Racing..Create a course with dynamic events like For a moment – However, instead of scripting the event into a track, enable the event on the fly to accommodate the player’s performance.

shooter.. Consider a widely open shooter with the following single player components: Hello Or battlefield.. Instead of a scripted wave of enemies attacking from the same direction each time, you can stop by through parachutes and dropships, attack vehicles from the horizon, or spawn mini-bosses that normally expect a battalion. why do not you?

For a moment
Split / Second track destruction is scripted. Imagine if it is dynamic based on the player’s stress level.

RPG.. With a dialogue-focused story-driven RPG, why not drop a conspiracy bomb that threatens your relationship as you approach a particular NPC? Even better, do you do it during the climax battle?

sandbox..so Deus ExIn style sandbox games, do director-triggered EMP events temporarily block access to certain extensions and need to adapt to different power combinations that wouldn’t normally be combined? Remember that the director knows the combinations you use on a regular basis.

arcade..so Super hexagonIn a style reflection / puzzle game, why not just replace components from a pool of prefabricated barriers and engrave your players with deliberate obstacles based on what they have just overcome?

Side-scrolling action game..so God of WarWould you like your enemies to switch between attack patterns and weaknesses, depending on your style of hand-to-hand combat and the proficiency of the player sending a particular type of enemy?

Of course, there are subtle differences between pushing a player into a discomfort zone and unfairly screwing a player in as a way to increase the value of a replay. In any of the above examples, the key to creating a real “discomfort zone” dynamic is to make sure that there are many options available to the player under new circumstances.
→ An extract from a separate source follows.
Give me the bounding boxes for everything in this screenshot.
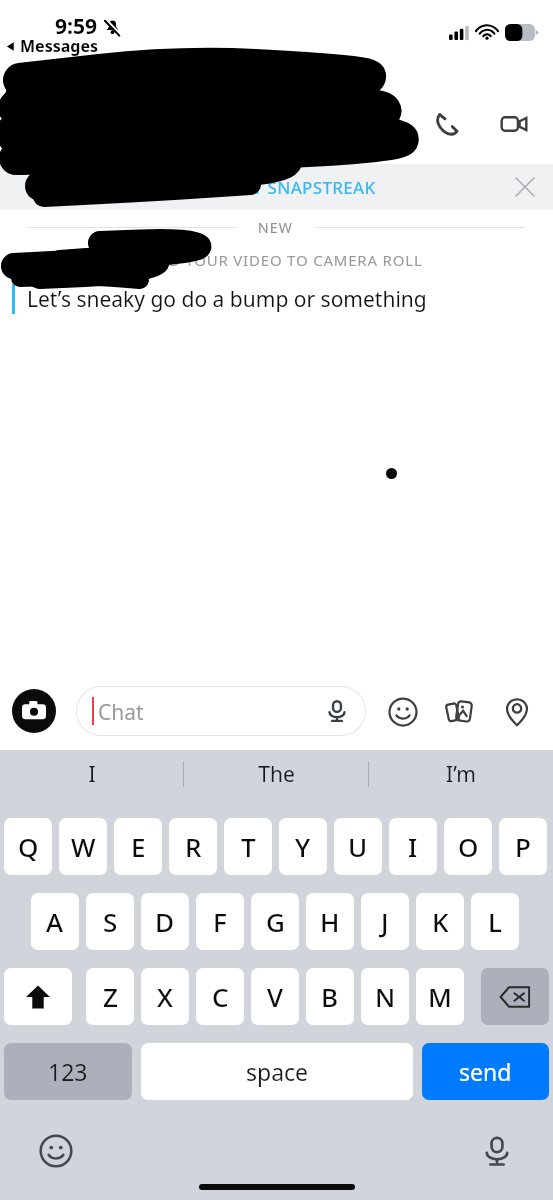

If the goal is to encourage improvisation through immediate and unexpected constraints, this will fail if the player does not have the appropriate options to deal with the new problems that are suddenly imposed on them.

“One of the fun theories we use is that the more ways the game recognizes and responds to player choices, the more fun it looks.”-Gabe Newell

Secret sauce L4DThe reason it was (and continues to be) such a hit is to balance it with such a system. It’s a way for players to worry about the following by making momentary actions more important in a true way than purely scripted sequences.

For both developers and designers, it challenges you to think about how similar directors can change your experience, fully involve players, and keep the value of replays unlimited.